My vision for the biliary atresia project is to find out which cell types are key to the disease and its severity, and to identify their signatures which can hopefully be targeted in the future. Only by studying biliary atresia on such a scale can we hope to identify new targets with high translational value.

What does Alliance4Rare mean for you and what opportunities does the funding give you that you wouldn’t have otherwise?

The Alliance4Rare program is a unique program that deals specifically with rare and complex diseases. Normally one hears the argument that diseases that affect the majority of the population should be studied because of their high medical and economic burden. This would mean that rarer diseases such as biliary atresia are overlooked and under-researched. That is not the way it should be, as everyone deserves a chance to live a normal and happy life. With this program, researchers like I can hope to give these people a better future.

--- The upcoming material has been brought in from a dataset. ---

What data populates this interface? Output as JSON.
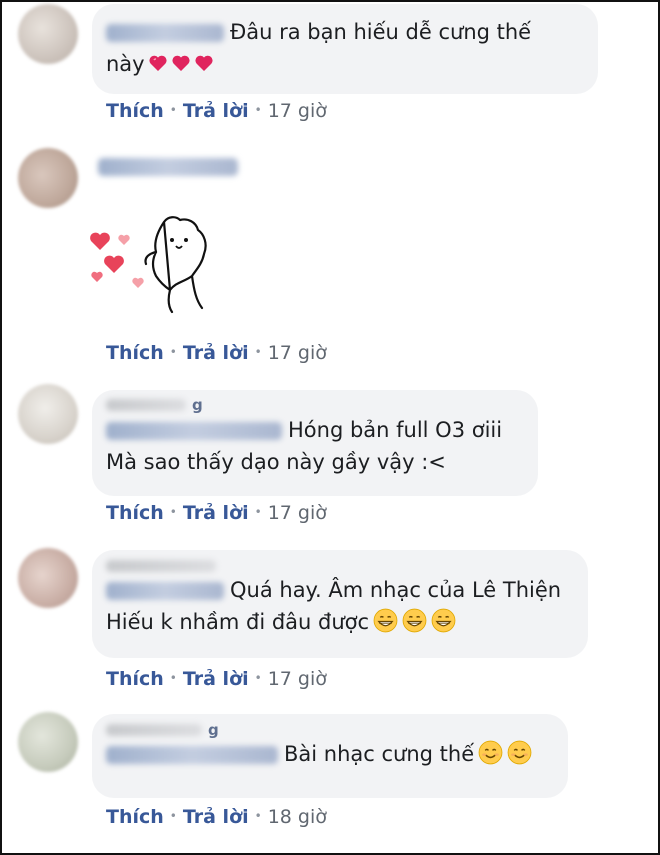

Dr. Robert Lorenz Chua received his PhD from the Berlin Institute of Health (BIH) at Charité and Freie Universität Berlin, where he studied inflammatory and fibrotic diseases of the lung using single-cell transcriptomics (Prof. Dr. Christian Conrad and Prof. Dr. Roland Eils). At the interface of computational and experimental research, he hopes to answer complex questions by using both wet and dry lab techniques to study similarly complex diseases such as biliary atresia.